F Trump to send weapons to Ukrainian military - news everytime

Saturday, December 23, 2017

Trump to send weapons to Ukrainian military

 The Trump administration will provide the Ukrainian military with “enhanced defensive capabilities” at a time of intensifying fighting with Russian-backed forces in the country’s eastern provinces, reversing an Obama-era policy and threatening to escalate the four-year-old conflict.

Heather Nauert, the state department spokesperson, said the decision was “part of our effort to help Ukraine build its long-term defence capacity, to defend its sovereignty and territorial integrity, and to deter further aggression”.

Ms Nauert did not say what kind of weapons would be sent to Kiev. But ABC News reported they would include Javelin anti-tank missiles long coveted by the Ukrainian military to fight Russian-backed separatist ground forces in the eastern Donbass region. 

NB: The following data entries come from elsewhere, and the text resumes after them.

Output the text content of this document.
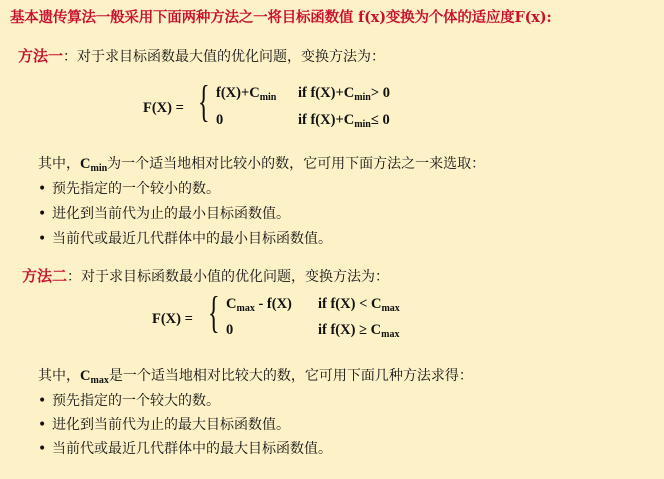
基本遗传算法一般采用下面两种方法之一将目标函数值 f(x)变换为个体的适应度F(x):
方法一：对于求目标函数最大值的优化问题，变换方法为：
F(X) = { $f(X)+C_{min}$ if $f(X)+C_{min}> 0$
0	if $f(X)+C_{min}\le 0$
其中，$C_{min}$为一个适当地相对比较小的数，它可用下面方法之一来选取：
• 预先指定的一个较小的数。
• 进化到当前代为止的最小目标函数值。
• 当前代或最近几代群体中的最小目标函数值。
方法二：对于求目标函数最小值的优化问题，变换方法为：
F(X) = { $C_{max} - f(X)$ if $f(X) < C_{max}$
0	if $f(X) \ge C_{max}$
其中，$C_{max}$是一个适当地相对比较大的数，它可用下面几种方法求得：
• 预先指定的一个较大的数。
• 进化到当前代为止的最大目标函数值。
• 当前代或最近几代群体中的最大目标函数值。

Although the move is likely to further damage already frayed relations between Washington and Moscow, Ms Nauert insisted the US was committed to ceasefire agreements reached between Russia and Ukraine in 2014 and 2105, saying the US assistance was “entirely defensive in nature” and was not intended to undermine the so-called Minsk peace accords.

Grigory Karasin, deputy foreign minister, told Russia’s state news agency that President Donald Trump’s decision “raises the danger of derailing the process of peaceful settlement in Ukraine”. Russian President Vladimir Putin has warned US assistance would escalate the conflict.

Kiev’s leadership and military have pleaded for Javelins and other lethal weaponry since Russia fomented a proxy war in far eastern regions following its 2014 occupation of Crimea, requests that have been renewed as fighting in the Donbass have intensified in recent weeks. 

The Obama administration long resisted Kiev’s requests, fearing it would escalate the conflict and lead to Ukrainian troops using US weaponry against Russian combat forces, significantly internationalising the war.

Alexander Hug, an Organisation for Security and Co-operation in Europe official monitoring the conflict, said on Friday ceasefire violations during the week surged by 40 per cent to 16,000. He said 85 civilians had died so far this year in the conflict which has claimed more than 10,000 combatants and civilians since erupting in 2014.

Senator John McCain, the Arizona Republican who has long called for the US to provide Ukraine with more lethal weapons, said Mr Trump’s decision “sends a strong signal that the United States will stand by its allies and partners as they fight to defend their sovereignty and territorial integrity”. 

“This decision is years overdue,” Mr McCain added. “But as Vladimir Putin continues to sow instability in Ukraine and Russian-led forces escalate their deadly attacks, it could not come at a more important time.”

In a statement Kiev said that Petro Poroshenko, Ukraine’s president, had spoken by telephone late on Friday with US Secretary of State Rex Tillerson to discuss the “escalation of the situation in the Donbass due to an increase in the number of bombardments by Russian militants.”

Visiting the frontline town of Avdiivka earlier this year, Kurt Volker, appointed by Mr Trump as a special envoy for the conflict, described the situation as a “hot war”.

Mr Volker has held talks this year with Ukrainian and European officials as well as Vladislav Surkov, a senior aide to Russia’s president, with the aim forging a lasting ceasefire and settlement. He has called upon Russia to withdraw its forces and military support for Donetsk and Lugansk-based separatists in the Donbas region, and to agree to an international peacekeeping mission.

“Peace in eastern Ukraine can come if Russia pulls out it’s forces and stops support for it’s proxies. International community can help, but peace depends on Russia,” Mr Volker said in a tweet summing up his December 19 discussions at the Atlantic Council.


Russia’s leadership continues to deny being party to the conflict and has refused to sanction a peacekeeping mission which would have full access throughout the conflict zone, insisting Kiev and its western backers needed to engage directly with the separatist leadership.